【プロ野球】後半戦への大きな一歩。
斎藤佑樹が球宴で掴んだ「ある感覚」 (2ページ目)
前半戦は被安打、与四死球ともリーグワーストだった 2回、4番の阿部慎之助にはインコースへのストレートを空振りさせて三振を奪う。続く5番のウラディミール・バレンティンには初球から徹底してストレートを投げ込んだ。高めに浮こうが、関係ない。バレンティンは斎藤が投じる高めの真っすぐを捉えることができず、ファウルを続けた。
ところが――。
バレンティンには最後に弾き返されたゴロがセンター前に抜け、6番の中村紀洋には初球をフルスイングされてしまった。レフトの上段まで届く、特大の2ランホームラン。
それでも、斎藤は怯(ひる)まなかった。
7番の高橋由伸にカットボールでストライクを先行させ、ワンアウト満塁で迎えた長野にもキレのいいカットボールとスライダーで追い込み、セカンドゴロのダブルプレーに打ち取って斎藤は後続を断った。

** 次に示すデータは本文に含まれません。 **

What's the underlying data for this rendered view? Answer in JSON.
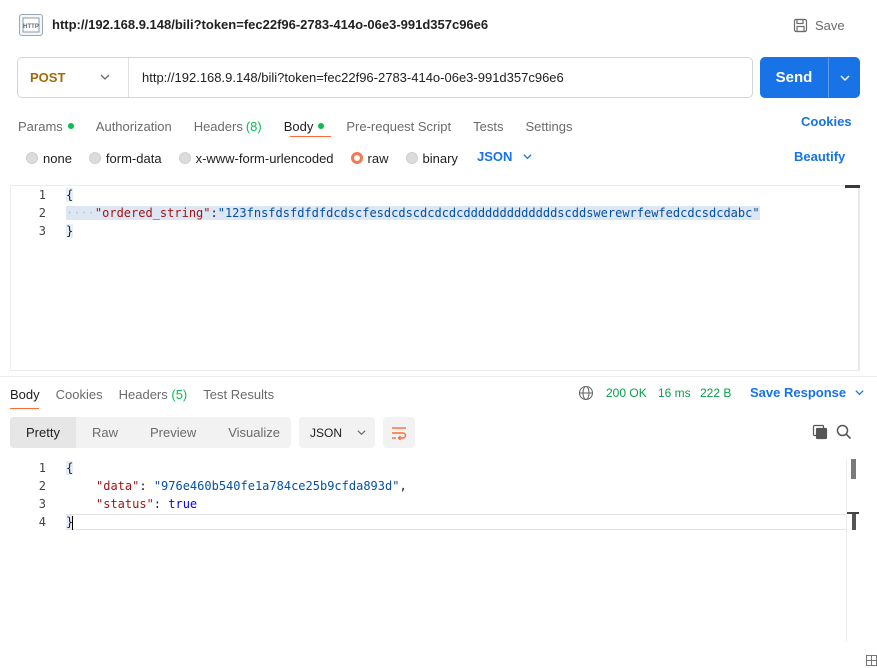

そして3回にふたたび中村紀を迎えた斎藤は、初球、バッターの手元でピュッと伸びていくストレートをアウトローに決めた。じつは、この一球が斎藤を興奮させていた。ボールを離す瞬間のタイミングが、「パチッとはまった」(斎藤)感覚をつかんだ瞬間だったのである。3球目、ホームランを打たれたのと同じ高めのまっすぐで中村紀をキャッチャーへのファウルフライに打ち取ったものの、そのストレートよりも、アウトローへ決めた初球に、斎藤はゾクゾクッとするような手応えを感じていたのである。
その1週間前──。
仙台の夜。
7月13日、イーグルスとの一戦。
斎藤は今シーズン、16試合目の先発マウンドに立った。イーグルスの先発は、田中将大。斎藤と田中、3度目の投げ合いである。
ここまでともに、今シーズンは5勝。6勝目を賭けて臨んだこの試合、6つめの白星を手にしたのは田中の方だった。
斎藤はこれで、田中との投げ合いは3連敗ということになった。試合後、田中はお立ち台の上でこう言った。